Dopo più di 50 anni di detenzione in carcere, Renato Vallanzasca può essere trasferito in una Rsa agli arresti domiciliari: i giudici del Tribunale di Sorveglianza di Milano hanno accolto l’istanza di differimento pena per una grave forma di decadimento cognitivo, presentata dagli avvocati Corrado Limentani e Paolo Muzzi, col parere favorevole della Procura generale.
I gravi problemi di salute dell’ex boss della banda della Comasina – anche per i giudici – sono diventati incompatibili con il regime carcerario. Era stata anche la procura Generale a sollecitare il trasferimento, ed il conseguente regime detentivo alternativo per Vallanzasca, condannato a 4 ergastoli ed in prigione da mezzo secolo. Il sostituto pg di Milano, Giuseppe De Benedetto, nell’udienza del 10 settembre aveva spiegato che “è accertata la diagnosi di demenza, c’è incompatibilità conclamata con la detenzione in carcere ed è venuto il momento di modificare la condizione detentiva, da eseguire nella struttura che ha dato disponibilità”.
All’udienza aveva partecipato anche il 74enne ex protagonista della mala milanese degli anni ’70 e ’80. La giudice Carmen D’Elia avevano ripercorso tutte le relazioni, anche del servizio di medicina penitenziaria, che hanno dato conto in questi mesi delle condizioni di Vallanzasca, non più autosufficiente. Condizioni che producono “paranoia, deliri notturni“, “afasia” e che l’hanno portato a cadere dal letto e ad essere ricoverato più volte. “Le sue condizioni non gli fanno nemmeno capire il senso della pena”, avevano messo nero su bianco i difensori.
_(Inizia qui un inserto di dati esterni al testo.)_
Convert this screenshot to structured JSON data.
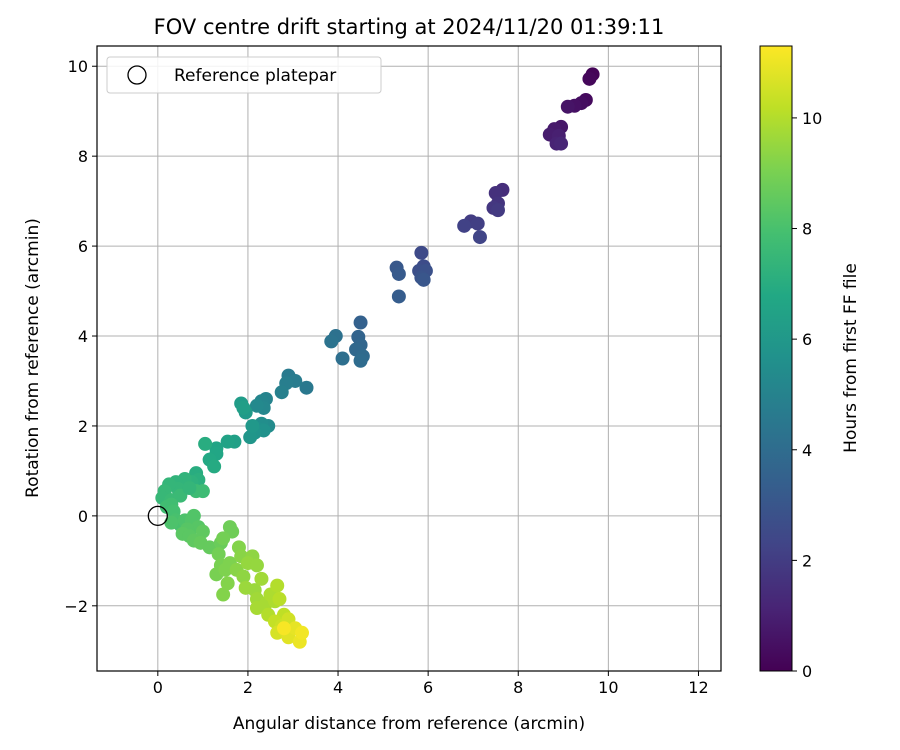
{
  "chart_data": {
    "type": "scatter",
    "title": "FOV centre drift starting at 2024/11/20 01:39:11",
    "xlabel": "Angular distance from reference (arcmin)",
    "ylabel": "Rotation from reference (arcmin)",
    "xlim": [
      -1.35,
      12.5
    ],
    "ylim": [
      -3.45,
      10.45
    ],
    "xticks": [
      0,
      2,
      4,
      6,
      8,
      10,
      12
    ],
    "yticks": [
      -2,
      0,
      2,
      4,
      6,
      8,
      10
    ],
    "grid": true,
    "colormap": "viridis",
    "colorbar": {
      "label": "Hours from first FF file",
      "range": [
        0,
        11.3
      ],
      "ticks": [
        0,
        2,
        4,
        6,
        8,
        10
      ]
    },
    "legend": {
      "position": "top-left",
      "entries": [
        "Reference platepar"
      ]
    },
    "reference_point": {
      "x": 0,
      "y": 0
    },
    "points": [
      [
        9.65,
        9.82,
        0.1
      ],
      [
        9.58,
        9.72,
        0.2
      ],
      [
        9.5,
        9.25,
        0.3
      ],
      [
        9.4,
        9.18,
        0.4
      ],
      [
        9.25,
        9.12,
        0.5
      ],
      [
        9.1,
        9.1,
        0.6
      ],
      [
        8.95,
        8.65,
        0.7
      ],
      [
        8.8,
        8.6,
        0.8
      ],
      [
        8.7,
        8.48,
        0.9
      ],
      [
        8.9,
        8.45,
        1.0
      ],
      [
        8.85,
        8.28,
        1.1
      ],
      [
        8.95,
        8.28,
        1.2
      ],
      [
        7.65,
        7.25,
        1.5
      ],
      [
        7.5,
        7.18,
        1.6
      ],
      [
        7.55,
        6.95,
        1.7
      ],
      [
        7.45,
        6.85,
        1.8
      ],
      [
        7.55,
        6.8,
        1.9
      ],
      [
        6.95,
        6.55,
        2.0
      ],
      [
        7.1,
        6.5,
        2.1
      ],
      [
        6.8,
        6.45,
        2.2
      ],
      [
        7.15,
        6.2,
        2.3
      ],
      [
        5.85,
        5.85,
        2.5
      ],
      [
        5.9,
        5.55,
        2.6
      ],
      [
        5.8,
        5.45,
        2.7
      ],
      [
        5.95,
        5.45,
        2.8
      ],
      [
        5.85,
        5.3,
        2.9
      ],
      [
        5.9,
        5.25,
        3.0
      ],
      [
        5.3,
        5.52,
        3.1
      ],
      [
        5.35,
        5.38,
        3.2
      ],
      [
        5.35,
        4.88,
        3.3
      ],
      [
        4.5,
        4.3,
        3.5
      ],
      [
        4.45,
        3.98,
        3.6
      ],
      [
        4.5,
        3.8,
        3.7
      ],
      [
        4.4,
        3.7,
        3.8
      ],
      [
        4.55,
        3.55,
        3.9
      ],
      [
        4.5,
        3.45,
        4.0
      ],
      [
        4.1,
        3.5,
        4.1
      ],
      [
        3.95,
        4.0,
        4.2
      ],
      [
        3.85,
        3.88,
        4.3
      ],
      [
        3.3,
        2.85,
        4.5
      ],
      [
        2.9,
        3.12,
        4.6
      ],
      [
        3.05,
        3.0,
        4.7
      ],
      [
        2.85,
        2.95,
        4.8
      ],
      [
        2.75,
        2.75,
        4.9
      ],
      [
        2.4,
        2.6,
        5.0
      ],
      [
        2.3,
        2.55,
        5.1
      ],
      [
        2.35,
        2.4,
        5.2
      ],
      [
        2.2,
        2.45,
        5.3
      ],
      [
        2.45,
        2.0,
        5.4
      ],
      [
        2.3,
        2.05,
        5.5
      ],
      [
        2.2,
        1.95,
        5.6
      ],
      [
        2.35,
        1.9,
        5.7
      ],
      [
        2.15,
        1.85,
        5.8
      ],
      [
        2.05,
        1.75,
        5.9
      ],
      [
        2.1,
        2.0,
        6.0
      ],
      [
        1.95,
        2.3,
        6.1
      ],
      [
        1.85,
        2.5,
        6.2
      ],
      [
        1.9,
        2.4,
        6.3
      ],
      [
        1.7,
        1.65,
        6.4
      ],
      [
        1.55,
        1.65,
        6.5
      ],
      [
        1.3,
        1.5,
        6.6
      ],
      [
        1.3,
        1.38,
        6.7
      ],
      [
        1.15,
        1.25,
        6.8
      ],
      [
        1.25,
        1.1,
        6.9
      ],
      [
        1.05,
        1.6,
        7.0
      ],
      [
        0.85,
        0.95,
        7.0
      ],
      [
        0.9,
        0.8,
        7.1
      ],
      [
        0.75,
        0.75,
        7.2
      ],
      [
        0.6,
        0.82,
        7.3
      ],
      [
        0.4,
        0.75,
        7.3
      ],
      [
        0.45,
        0.6,
        7.4
      ],
      [
        0.25,
        0.7,
        7.4
      ],
      [
        0.15,
        0.55,
        7.5
      ],
      [
        0.1,
        0.4,
        7.5
      ],
      [
        0.3,
        0.35,
        7.6
      ],
      [
        0.5,
        0.45,
        7.6
      ],
      [
        0.85,
        0.55,
        7.7
      ],
      [
        1.0,
        0.55,
        7.7
      ],
      [
        0.7,
        0.62,
        7.4
      ],
      [
        0.3,
        0.25,
        7.8
      ],
      [
        0.2,
        0.2,
        7.8
      ],
      [
        0.35,
        0.1,
        7.9
      ],
      [
        0.4,
        -0.1,
        8.0
      ],
      [
        0.5,
        -0.2,
        8.0
      ],
      [
        0.3,
        -0.15,
        8.1
      ],
      [
        0.6,
        -0.1,
        8.1
      ],
      [
        0.75,
        -0.1,
        8.2
      ],
      [
        0.8,
        0.0,
        8.2
      ],
      [
        0.9,
        -0.25,
        8.3
      ],
      [
        0.65,
        -0.3,
        8.3
      ],
      [
        0.55,
        -0.4,
        8.4
      ],
      [
        0.7,
        -0.45,
        8.4
      ],
      [
        0.8,
        -0.55,
        8.5
      ],
      [
        1.0,
        -0.35,
        8.5
      ],
      [
        0.95,
        -0.6,
        8.6
      ],
      [
        1.15,
        -0.7,
        8.6
      ],
      [
        1.4,
        -0.6,
        8.7
      ],
      [
        1.6,
        -0.25,
        8.8
      ],
      [
        1.65,
        -0.35,
        8.8
      ],
      [
        1.45,
        -0.5,
        8.9
      ],
      [
        1.35,
        -0.85,
        8.9
      ],
      [
        1.4,
        -1.1,
        9.0
      ],
      [
        1.3,
        -1.3,
        9.0
      ],
      [
        1.5,
        -1.2,
        9.1
      ],
      [
        1.6,
        -1.05,
        9.1
      ],
      [
        1.55,
        -1.5,
        9.2
      ],
      [
        1.45,
        -1.75,
        9.2
      ],
      [
        1.8,
        -0.7,
        9.2
      ],
      [
        1.85,
        -0.9,
        9.3
      ],
      [
        1.75,
        -1.2,
        9.3
      ],
      [
        1.9,
        -1.35,
        9.4
      ],
      [
        2.1,
        -0.9,
        9.4
      ],
      [
        2.0,
        -1.05,
        9.5
      ],
      [
        2.2,
        -1.1,
        9.5
      ],
      [
        1.95,
        -1.6,
        9.6
      ],
      [
        2.15,
        -1.65,
        9.6
      ],
      [
        2.3,
        -1.4,
        9.7
      ],
      [
        2.2,
        -1.85,
        9.7
      ],
      [
        2.4,
        -1.95,
        9.8
      ],
      [
        2.2,
        -2.05,
        9.8
      ],
      [
        2.5,
        -1.75,
        9.9
      ],
      [
        2.6,
        -1.9,
        9.9
      ],
      [
        2.45,
        -2.2,
        10.0
      ],
      [
        2.65,
        -1.55,
        10.0
      ],
      [
        2.7,
        -1.85,
        10.1
      ],
      [
        2.8,
        -2.2,
        10.2
      ],
      [
        2.6,
        -2.35,
        10.3
      ],
      [
        2.75,
        -2.45,
        10.4
      ],
      [
        2.9,
        -2.3,
        10.5
      ],
      [
        2.65,
        -2.6,
        10.6
      ],
      [
        2.85,
        -2.6,
        10.7
      ],
      [
        2.9,
        -2.7,
        10.8
      ],
      [
        3.05,
        -2.5,
        10.9
      ],
      [
        3.15,
        -2.8,
        11.0
      ],
      [
        3.2,
        -2.6,
        11.1
      ],
      [
        2.8,
        -2.5,
        11.2
      ]
    ]
  }
}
Un neurologo del servizio di medicina penitenziaria a fine luglio aveva segnalato che le “condizioni sono difficilmente compatibili col regime carcerario”, che il 74enne “ha perso completamento il controllo” e che deve essere trasferito in una struttura “per malati di Alzheimer“. Anche i medici del carcere di Bollate in un ultimo accertamento hanno evidenziato che è “disorientato nel tempo e parzialmente nello spazio“, con “comportamenti inadeguati” e “scarsamente collaborativo”.
I legali Muzzi e Limentani avevano parlato di una malattia che per la prima volta si è manifesta “nel gennaio 2023” e in “rapido e progressivo peggioramento”, con “l’ambiente carcerario che peggiora il suo stato”. E la difesa è riuscita a raccogliere la disponibilità della “più grande struttura veneta che si occupa di malati di Alzheimer e demenza, legata alla Chiesa”, in provincia di Padova. Per Vallanzasca a giugno il Tribunale aveva riattivato i permessi premio in una comunità terapeutica, mentre nel maggio 2023 il Tribunale di Sorveglianza aveva rigettato un’istanza analoga di differimento pena, ma all’epoca non era stato individuato un luogo di cura.